Fondation (1299–1453)[modifier | modifier le code]

L'armée ottomane devant la porte Saint-Romain pendant la chute de Constantinople en 1453 par Jean-Joseph Benjamin-Constant (1876).

La première armée ottomane connue était une force de cavalerie nomade des steppes[1]. Formée par des tribus de Turcomans venant de l'ouest de l'Anatolie, elle fut réunie par Osman Ier à la fin du XIIIe siècle. Ces cavaliers devinrent une force irrégulière utilisés comme commandos, armés seulement avec des arcs et des lances. Les terres conquises leur étaient attribuées par fiefs appelés timar (tımar), et ils devenaient alors des timariotes (tımarlı). Ils se partageaient aussi les richesses amassées lors des conquêtes.

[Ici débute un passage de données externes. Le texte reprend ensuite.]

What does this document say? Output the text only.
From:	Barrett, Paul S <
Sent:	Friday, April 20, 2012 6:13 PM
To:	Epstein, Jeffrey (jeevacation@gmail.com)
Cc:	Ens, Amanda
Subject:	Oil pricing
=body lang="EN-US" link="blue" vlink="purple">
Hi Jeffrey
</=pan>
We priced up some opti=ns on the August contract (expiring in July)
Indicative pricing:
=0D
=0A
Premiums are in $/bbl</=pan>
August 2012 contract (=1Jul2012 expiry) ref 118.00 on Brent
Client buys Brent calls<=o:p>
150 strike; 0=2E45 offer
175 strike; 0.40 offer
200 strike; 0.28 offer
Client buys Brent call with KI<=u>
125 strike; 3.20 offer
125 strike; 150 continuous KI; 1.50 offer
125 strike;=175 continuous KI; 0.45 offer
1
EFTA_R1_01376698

Orhan a par la suite organisé une armée de métier payée par un salaire plutôt que par le butin et les terres. L'infanterie était appelée yaya (piéton en turc) et la cavalerie müsellems. Essentiellement composée par des mercenaires étrangers, ainsi que de rares Turcs, ils n'étaient pas obligés de se convertir à l'Islam tant qu'ils obéissaient à leurs supérieurs ottomans.

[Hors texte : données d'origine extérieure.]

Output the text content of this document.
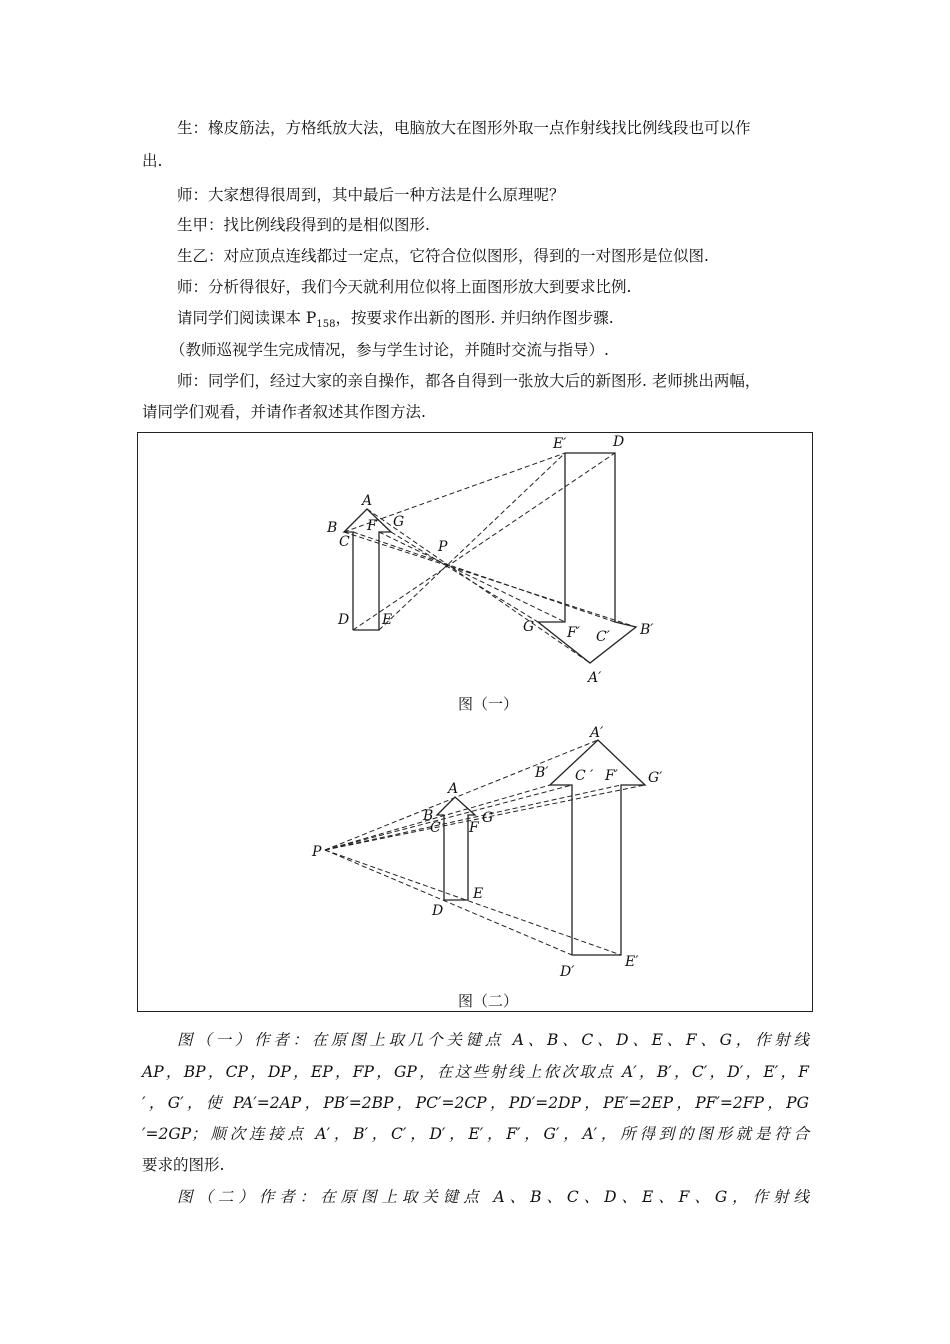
生：橡皮筋法，方格纸放大法，电脑放大在图形外取一点作射线找比例线段也可以作
出.
师：大家想得很周到，其中最后一种方法是什么原理呢？
生甲：找比例线段得到的是相似图形.
生乙：对应顶点连线都过一定点，它符合位似图形，得到的一对图形是位似图.
师：分析得很好，我们今天就利用位似将上面图形放大到要求比例.
请同学们阅读课本 $P_{158}$，按要求作出新的图形. 并归纳作图步骤.
（教师巡视学生完成情况，参与学生讨论，并随时交流与指导）.
师：同学们，经过大家的亲自操作，都各自得到一张放大后的新图形. 老师挑出两幅，
请同学们观看，并请作者叙述其作图方法.
A
B
C
F G
D E
P
E′	D
G F′ C′ B′
A′
图（一）
A
B
C
G
F
P
D
E
A′
B′ C ′ F′ G′
D′
E′
图（二）
图（一）作者：在原图上取几个关键点 A、B、C、D、E、F、G，作射线
AP，BP，CP，DP，EP，FP，GP，在这些射线上依次取点 A′，B′，C′，D′，E′，F
′，G′，使 PA′=2AP，PB′=2BP，PC′=2CP，PD′=2DP，PE′=2EP，PF′=2FP，PG
′=2GP；顺次连接点 A′，B′，C′，D′，E′，F′，G′，A′，所得到的图形就是符合
要求的图形.
图（二）作者：在原图上取关键点 A、B、C、D、E、F、G，作射线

L'armée ottomane commença à utiliser des armes à feu au début du XVe siècle. Par la suite, des troupes spécialisées commencèrent à apparaître, comme l'infanterie régulière de fusiliers (Piyade Topçu, littéralement « artillerie à pied »), la cavalerie régulière armée de fusils (Süvari Topçu Neferi, littéralement « soldat artilleur monté ») et les bombardiers (Humbaraci), des grenadiers qui lançaient des explosifs appelés khimbara.

Période classique (1451–1606)[modifier | modifier le code]

Étendard de l'armée ottomane de 1453 à 1798.
Drapeau des artilleurs du Topçu.
Drapeau des bombardiers Humbaracı représentant le premier mortier et lanceur de grenades (XVe siècle).

Organisation[modifier | modifier le code]

L’armée ottomane s’est organisée progressivement aux XIVe siècle et XVe siècle pour atteindre sa structure classique au XVIe siècle avec la répartition suivante :

Parade de l'armée ottomane près de Sofia ; les forteresses alentour tirent des coups de canon (gravure allemande, 1788). C'était une manière d'affirmer la domination du sultan sur ses sujets, musulmans ou non, et d'inciter les jeunes paysans à s'engager.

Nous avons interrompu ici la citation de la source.